You can test the owl method by simulating data. We create a reward function so that we know what the optimal treatment is for every patient. You can then train an OWL classifier on your data and see how well it fits the optimal classifier.
for example:
I am all U([-1,1]) distribution. I randomly and uniformly gave patients one of three treatments {1,2,3}.
The response function is sampled from the N(μ, 1) distribution. Where μ = (X₁ + X2)*I(T=1) + (X₁ —
# This code block creates the data for the simulation
import numpy as npn_train = 500 # I purposely chose a small training set to simulate a medical trial
n_col = 50 # This is the number of features
n_test = 1000
X_train = np.random.uniform(low = -1, high = 1, size = (n_train, n_col))
T = np.random.randint(3, size = n_train) # Treatments given at random uniformly
R_mean = (X_train[:,0]+X_train[:,1])*(T==0) + (X_train[:,0]-X_train[:,1])*(T==1) + (X_train[:,1]-X_train[:,0])*(T==2)
R = np.random.normal(loc = R_mean, scale = .1) # The stanadard deviation can be tweaked
X_test = np.random.uniform(low = -1 , high = 1, size = (n_test, n_col))
# The optimal classifier can be deduced from the design of R
optimal_classifier = (1-(X_test[:,0] >0)*(X_test[:,1]>0))*((X_test[:,0] > X_test[:,1]) + 2*(X_test[:,1] > X_test[:,0]))
It is not difficult to see that if both X₁ and X2 are positive, the optimal treatment approach is to give treatment 1. X2 if both are negative
Or you can show it as an image. Below are the various ranges of optimal processing shown for the range X₁, X2.
We sampled 500 data points using the 50 features and reward function described above.
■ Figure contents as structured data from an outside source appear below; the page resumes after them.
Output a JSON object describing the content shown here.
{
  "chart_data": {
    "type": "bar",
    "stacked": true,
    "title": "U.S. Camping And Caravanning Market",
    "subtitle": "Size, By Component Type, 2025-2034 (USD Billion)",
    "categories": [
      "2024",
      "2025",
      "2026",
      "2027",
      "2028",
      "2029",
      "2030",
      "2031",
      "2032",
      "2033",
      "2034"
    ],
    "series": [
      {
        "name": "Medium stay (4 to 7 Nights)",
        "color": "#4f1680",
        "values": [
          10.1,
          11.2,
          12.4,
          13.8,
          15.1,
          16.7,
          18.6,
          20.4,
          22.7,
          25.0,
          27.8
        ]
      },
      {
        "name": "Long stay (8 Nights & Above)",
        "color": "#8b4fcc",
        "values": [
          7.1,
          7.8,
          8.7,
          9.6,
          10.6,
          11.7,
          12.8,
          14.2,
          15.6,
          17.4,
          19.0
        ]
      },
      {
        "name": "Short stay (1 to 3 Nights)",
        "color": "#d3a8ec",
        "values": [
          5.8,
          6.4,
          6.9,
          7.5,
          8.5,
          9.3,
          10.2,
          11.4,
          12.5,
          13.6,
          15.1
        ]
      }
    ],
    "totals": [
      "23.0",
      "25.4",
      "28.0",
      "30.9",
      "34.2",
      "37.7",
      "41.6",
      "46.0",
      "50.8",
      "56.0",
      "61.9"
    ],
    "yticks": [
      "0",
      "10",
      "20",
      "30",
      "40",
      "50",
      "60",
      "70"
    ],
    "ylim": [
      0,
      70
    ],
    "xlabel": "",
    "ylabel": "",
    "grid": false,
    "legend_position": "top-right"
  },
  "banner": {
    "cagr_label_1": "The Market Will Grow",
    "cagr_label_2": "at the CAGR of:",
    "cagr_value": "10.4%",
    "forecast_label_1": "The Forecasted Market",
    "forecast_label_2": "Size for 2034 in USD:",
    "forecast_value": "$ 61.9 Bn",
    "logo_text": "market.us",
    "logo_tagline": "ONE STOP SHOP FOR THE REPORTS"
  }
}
I fit an OWL classifier using a Gaussian (‘rbf’) kernel and obtained the following classification, which I visualized against the values of X₁, X2.
# Code for the plot
import seaborn as snskernel = 'rbf'
gamma = 1/X_train.shape[1]
# gamma is a hyperparameter that has to be found by cross validation but this is a good place to start
D = owl_classifier(X_train, T, R, kernel, gamma)
prediction = D.predict(X_test)
sns.scatterplot(x = X_test[:,0], y = X_test[:,1], c = prediction )
In case you missed what happened here, the data consisted of 2 features that influenced the response and 48 noise features. The model was able to learn the effects of two important features without modeling this relationship in any way!
This is just one simple example, and to make it easier to understand and visualize, I made the reward function depend on X₁ and X2. However, you are free to use other examples and try different classifiers.